Segundo o psiquiatra, não há evidências de que dissociação surja como mecanismo de defesa ou de que seja decorrente de traumas psicológicos. Ao contrário, Louzã lembra que as reações dos médiuns são aprendidas.
- Experiência sobrenatural é comum
Experiências sobrenaturais são bem mais corriqueiras do que se imagina.
Uma investigação feita na Grã-Bretanha no século 19 entrevistou 15 pessoas que responderam as seguintes perguntas: “Você já teve, quando completamente desperto, uma vivida impressão de ver e ser tocado por um ser vivo ou objeto inanimado, ou de ouvir uma voz, cuja impressão não foi devida a qualquer causa física externa?”.
Um total de 1684 respostas foram positivas, muitas delas eram de mulheres e jovens adultos. O tipo de alucinação mais freqüente foi a visual. Outro estudo mostrou que 10% dos homens a 15% das mulheres apresentam alucinações ao longo da vida.
Há diversas pesquisas do gênero com universitários. Uma delas Uma delas envolveu 375 estudantes, 39% deles relataram apresentar sonorização do pensamento. Numa outra amostra de 586 entrevistados, entre 30% a 40% já ouviram vozes, sendo que em quase metade dos casos essa experiência era vivida uma vez por mês.

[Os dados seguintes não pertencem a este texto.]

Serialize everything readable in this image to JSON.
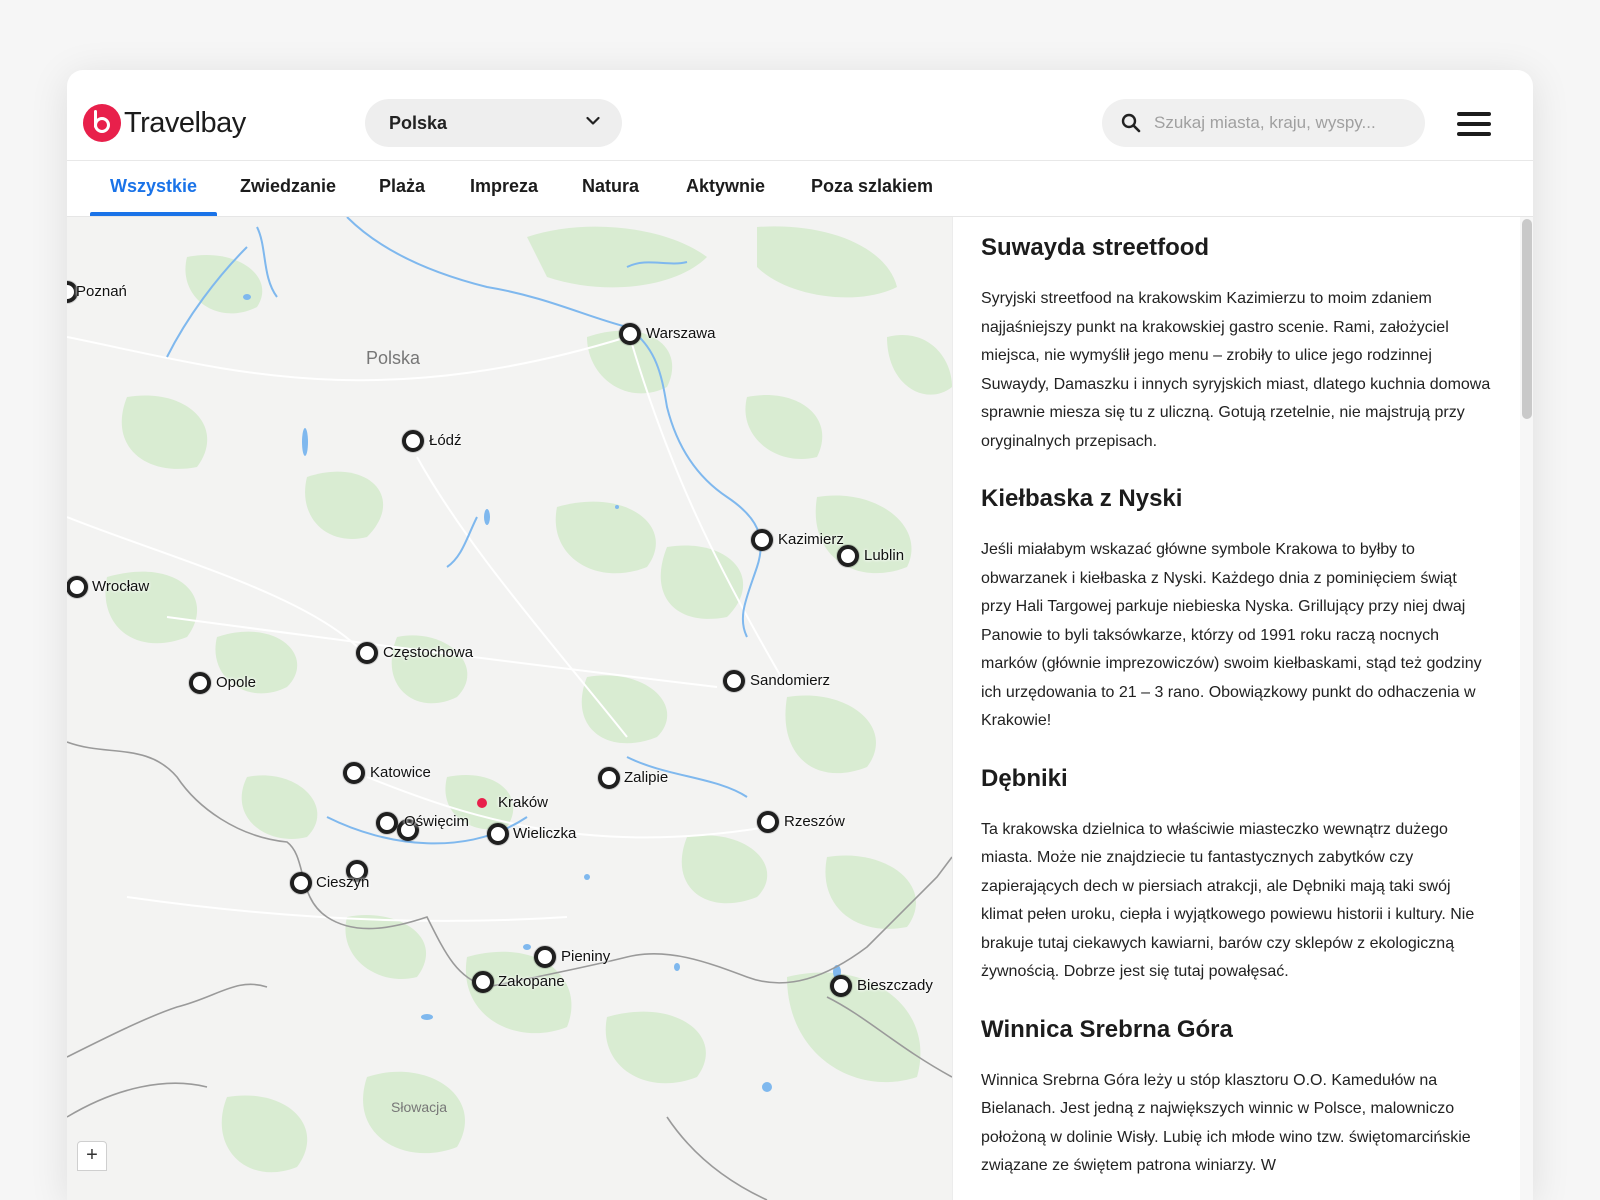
{
  "header": {
    "logo_text": "Travelbay",
    "country_select": {
      "value": "Polska"
    },
    "search": {
      "placeholder": "Szukaj miasta, kraju, wyspy..."
    }
  },
  "tabs": [
    {
      "label": "Wszystkie",
      "active": true
    },
    {
      "label": "Zwiedzanie"
    },
    {
      "label": "Plaża"
    },
    {
      "label": "Impreza"
    },
    {
      "label": "Natura"
    },
    {
      "label": "Aktywnie"
    },
    {
      "label": "Poza szlakiem"
    }
  ],
  "map": {
    "country_label": "Polska",
    "neighbor_label": "Słowacja",
    "zoom_in_label": "+",
    "markers": {
      "poznan": "Poznań",
      "warszawa": "Warszawa",
      "lodz": "Łódź",
      "kazimierz": "Kazimierz",
      "lublin": "Lublin",
      "wroclaw": "Wrocław",
      "czestochowa": "Częstochowa",
      "opole": "Opole",
      "sandomierz": "Sandomierz",
      "katowice": "Katowice",
      "krakow": "Kraków",
      "zalipie": "Zalipie",
      "oswiecim": "Oświęcim",
      "wieliczka": "Wieliczka",
      "rzeszow": "Rzeszów",
      "cieszyn": "Cieszyn",
      "pieniny": "Pieniny",
      "zakopane": "Zakopane",
      "bieszczady": "Bieszczady"
    }
  },
  "articles": [
    {
      "title": "Suwayda streetfood",
      "body": "Syryjski streetfood na krakowskim Kazimierzu to moim zdaniem najjaśniejszy punkt na krakowskiej gastro scenie. Rami, założyciel miejsca, nie wymyślił jego menu – zrobiły to ulice jego rodzinnej Suwaydy, Damaszku i innych syryjskich miast, dlatego kuchnia domowa  sprawnie miesza się tu z uliczną. Gotują rzetelnie, nie majstrują przy oryginalnych przepisach."
    },
    {
      "title": "Kiełbaska z Nyski",
      "body": "Jeśli miałabym wskazać główne symbole Krakowa to byłby to obwarzanek i kiełbaska z Nyski. Każdego dnia z pominięciem świąt przy Hali Targowej parkuje niebieska Nyska. Grillujący przy niej dwaj Panowie to byli taksówkarze, którzy od 1991 roku raczą nocnych marków (głównie imprezowiczów) swoim kiełbaskami, stąd też godziny ich urzędowania to 21 – 3 rano. Obowiązkowy punkt do odhaczenia w Krakowie!"
    },
    {
      "title": "Dębniki",
      "body": "Ta krakowska dzielnica to właściwie miasteczko wewnątrz dużego miasta. Może nie znajdziecie tu fantastycznych zabytków czy zapierających dech w piersiach atrakcji, ale Dębniki mają taki swój klimat pełen uroku, ciepła i wyjątkowego powiewu historii i kultury. Nie brakuje tutaj ciekawych kawiarni, barów czy sklepów z ekologiczną żywnością. Dobrze jest się tutaj powałęsać."
    },
    {
      "title": "Winnica Srebrna Góra",
      "body": "Winnica Srebrna Góra leży u stóp klasztoru O.O. Kamedułów na Bielanach. Jest jedną z największych winnic w Polsce, malowniczo położoną w dolinie Wisły. Lubię ich młode wino tzw. świętomarcińskie związane ze świętem patrona winiarzy. W"
    }
  ],
  "colors": {
    "brand": "#e8204b",
    "accent_tab": "#1a73e8",
    "map_land": "#f3f3f2",
    "map_forest": "#d9ecd2",
    "map_water": "#7fb8ee"
  }
}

A maioria das pessoas vê essas alucinações com algo positivo. Os resultados das pesquisas em pessoas livres de transtornos mentais levam alguns autores a questionar se as alucinações devem ser sempre consideradas uma patologia.

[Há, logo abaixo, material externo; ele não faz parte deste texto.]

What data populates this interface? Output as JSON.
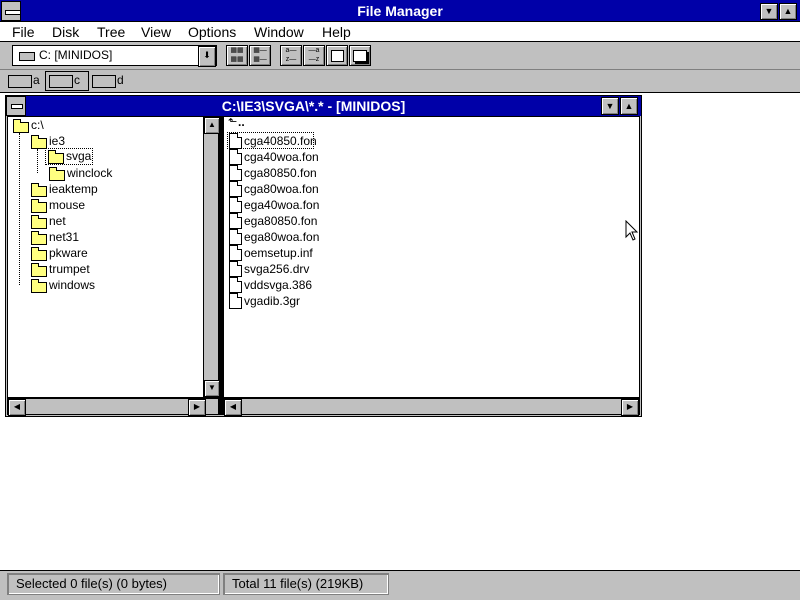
{
  "window": {
    "title": "File Manager"
  },
  "menu": [
    {
      "label": "File"
    },
    {
      "label": "Disk"
    },
    {
      "label": "Tree"
    },
    {
      "label": "View"
    },
    {
      "label": "Options"
    },
    {
      "label": "Window"
    },
    {
      "label": "Help"
    }
  ],
  "toolbar": {
    "drive_combo_value": "C: [MINIDOS]"
  },
  "drives": [
    {
      "label": "a"
    },
    {
      "label": "c"
    },
    {
      "label": "d"
    }
  ],
  "child_window": {
    "title": "C:\\IE3\\SVGA\\*.* - [MINIDOS]"
  },
  "tree": [
    {
      "label": "c:\\"
    },
    {
      "label": "ie3"
    },
    {
      "label": "svga"
    },
    {
      "label": "winclock"
    },
    {
      "label": "ieaktemp"
    },
    {
      "label": "mouse"
    },
    {
      "label": "net"
    },
    {
      "label": "net31"
    },
    {
      "label": "pkware"
    },
    {
      "label": "trumpet"
    },
    {
      "label": "windows"
    }
  ],
  "files": {
    "up_label": "..",
    "items": [
      {
        "name": "cga40850.fon"
      },
      {
        "name": "cga40woa.fon"
      },
      {
        "name": "cga80850.fon"
      },
      {
        "name": "cga80woa.fon"
      },
      {
        "name": "ega40woa.fon"
      },
      {
        "name": "ega80850.fon"
      },
      {
        "name": "ega80woa.fon"
      },
      {
        "name": "oemsetup.inf"
      },
      {
        "name": "svga256.drv"
      },
      {
        "name": "vddsvga.386"
      },
      {
        "name": "vgadib.3gr"
      }
    ]
  },
  "status": {
    "selected": "Selected 0 file(s) (0 bytes)",
    "total": "Total 11 file(s) (219KB)"
  },
  "colors": {
    "titlebar": "#0000a8",
    "face": "#c0c0c0",
    "folder": "#ffff80"
  }
}
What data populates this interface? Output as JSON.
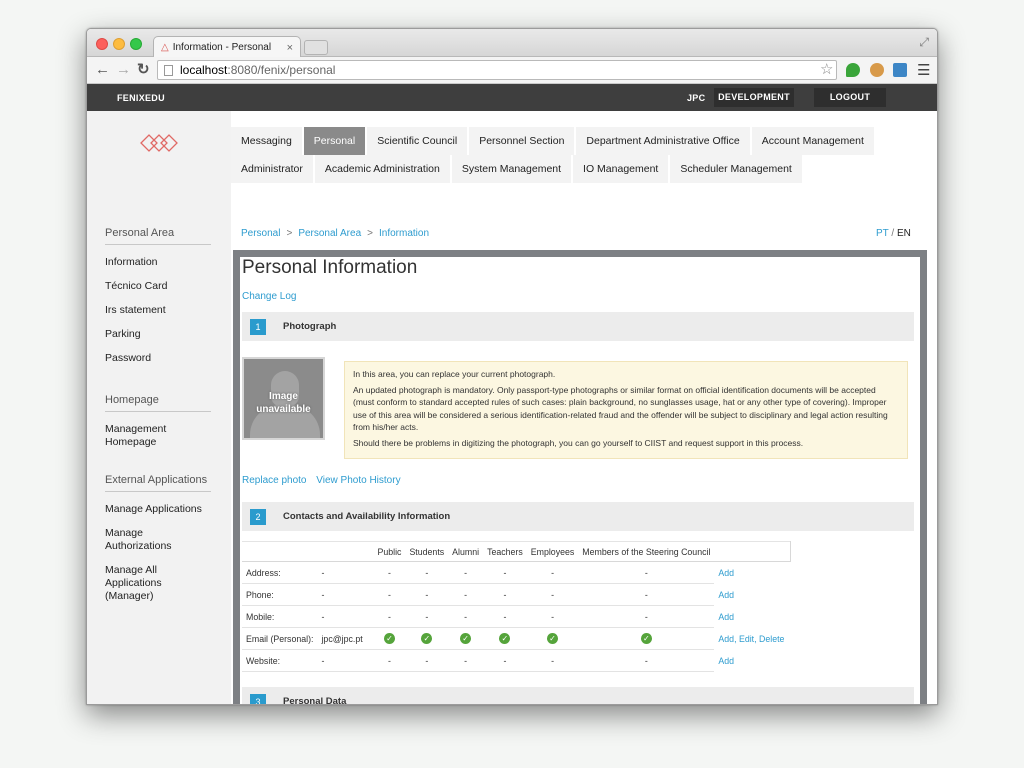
{
  "browser": {
    "tab_title": "Information - Personal",
    "url_host": "localhost",
    "url_path": ":8080/fenix/personal"
  },
  "topbar": {
    "brand": "FENIXEDU",
    "user": "JPC",
    "dev_label": "DEVELOPMENT",
    "logout_label": "LOGOUT"
  },
  "sidebar": {
    "sections": [
      {
        "heading": "Personal Area",
        "items": [
          "Information",
          "Técnico Card",
          "Irs statement",
          "Parking",
          "Password"
        ]
      },
      {
        "heading": "Homepage",
        "items": [
          "Management Homepage"
        ]
      },
      {
        "heading": "External Applications",
        "items": [
          "Manage Applications",
          "Manage Authorizations",
          "Manage All Applications (Manager)"
        ]
      }
    ]
  },
  "menu": {
    "row1": [
      "Messaging",
      "Personal",
      "Scientific Council",
      "Personnel Section",
      "Department Administrative Office",
      "Account Management"
    ],
    "row2": [
      "Administrator",
      "Academic Administration",
      "System Management",
      "IO Management",
      "Scheduler Management"
    ],
    "active": "Personal"
  },
  "breadcrumb": [
    "Personal",
    "Personal Area",
    "Information"
  ],
  "lang": {
    "pt": "PT",
    "sep": "/",
    "en": "EN"
  },
  "page": {
    "title": "Personal Information",
    "change_log": "Change Log"
  },
  "sections": [
    {
      "num": "1",
      "title": "Photograph"
    },
    {
      "num": "2",
      "title": "Contacts and Availability Information"
    },
    {
      "num": "3",
      "title": "Personal Data"
    }
  ],
  "photo": {
    "placeholder_line1": "Image",
    "placeholder_line2": "unavailable",
    "notice": [
      "In this area, you can replace your current photograph.",
      "An updated photograph is mandatory. Only passport-type photographs or similar format on official identification documents will be accepted (must conform to standard accepted rules of such cases: plain background, no sunglasses usage, hat or any other type of covering). Improper use of this area will be considered a serious identification-related fraud and the offender will be subject to disciplinary and legal action resulting from his/her acts.",
      "Should there be problems in digitizing the photograph, you can go yourself to CIIST and request support in this process."
    ],
    "replace_link": "Replace photo",
    "history_link": "View Photo History"
  },
  "contacts": {
    "columns": [
      "Public",
      "Students",
      "Alumni",
      "Teachers",
      "Employees",
      "Members of the Steering Council"
    ],
    "rows": [
      {
        "label": "Address:",
        "value": "-",
        "cells": [
          "-",
          "-",
          "-",
          "-",
          "-",
          "-"
        ],
        "actions": [
          "Add"
        ]
      },
      {
        "label": "Phone:",
        "value": "-",
        "cells": [
          "-",
          "-",
          "-",
          "-",
          "-",
          "-"
        ],
        "actions": [
          "Add"
        ]
      },
      {
        "label": "Mobile:",
        "value": "-",
        "cells": [
          "-",
          "-",
          "-",
          "-",
          "-",
          "-"
        ],
        "actions": [
          "Add"
        ]
      },
      {
        "label": "Email (Personal):",
        "value": "jpc@jpc.pt",
        "cells": [
          "check",
          "check",
          "check",
          "check",
          "check",
          "check"
        ],
        "actions": [
          "Add",
          "Edit",
          "Delete"
        ]
      },
      {
        "label": "Website:",
        "value": "-",
        "cells": [
          "-",
          "-",
          "-",
          "-",
          "-",
          "-"
        ],
        "actions": [
          "Add"
        ]
      }
    ]
  },
  "colors": {
    "accent": "#2e9ccf",
    "topbar": "#3e3e3e",
    "active_tab": "#8a8a8a",
    "notice_bg": "#fcf7e1",
    "check": "#55a43b"
  },
  "icons": {
    "back": "back-arrow-icon",
    "forward": "forward-arrow-icon",
    "reload": "reload-icon",
    "bookmark": "star-icon",
    "menu": "hamburger-menu-icon",
    "check": "check-circle-icon"
  }
}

É verdade que nem todas as pessoas estão dispostas a falar sobre suas alucinações. Não abertamente. É de se supor algumas delas, tenham receio de partilhar suas vivências por temer a rejeição social. O que não ocorre no contexto religioso em que essas experiências são valorizadas pelo grupo.
É algo para se pensar. O fato é que não há respostas prontas. O que os pesquisadores fazem é rastrear pistas. Uma que pode ajudar é descobrir o que veio primeiro: a prática religiosa ou a doença mental? A partir daí, é possível arriscar algumas conexões: “A religião está na origem do transtorno psiquiátrico ou pessoas com distúrbios é que buscam a religião como alívio?”, questiona Almeida.
De qualquer modo, existe muita discussão em torno dos sinais que podem separar o “normal” do “anormal”. Isso vai depender do viés, dos padrões ditados por uma dada cultura. Uma forma flexível de encarar as crenças religiosas de cada paciente é o que os pesquisadores parecem defender: “É vital que a abordagem seja equilibrada e evite os extremos, por um lado, tomar como doentios os estados místicos ou, por outro lado, de tomar como espiritualidade os estados psicóticos e glorificar a doença”, reflete Louzã.
-Alento
Todo mundo conhece alguém que buscou religiões espiritualistas (kardecismo, umbanda e candomblé) com intuito específico de curar uma determinada doença. No Brasil, a prática é largamente difundida.
A possessão é vista com bons olhos. Dificilmente é encarada como um traço de instabilidade mental, como ocorre em países de forte cultura industrial, por exemplo. Entre os católicos (80% dos brasileiros), uma grande parcela se declara não-praticante (90% deles) e participa de cultos espíritas. A busca é livre.
Existiria um lado religioso e um lado médico? Há alguma distinção entre doença espiritual e doença material? Os líderes religiosos acreditam que sim. Essa visão, porém, não é compartilhada pela psiquiatria, que descarta a existência de uma fronteira entre doença da alma e a doença da mente. Para a psiquiatria, ou a doença existe ou ela não existe.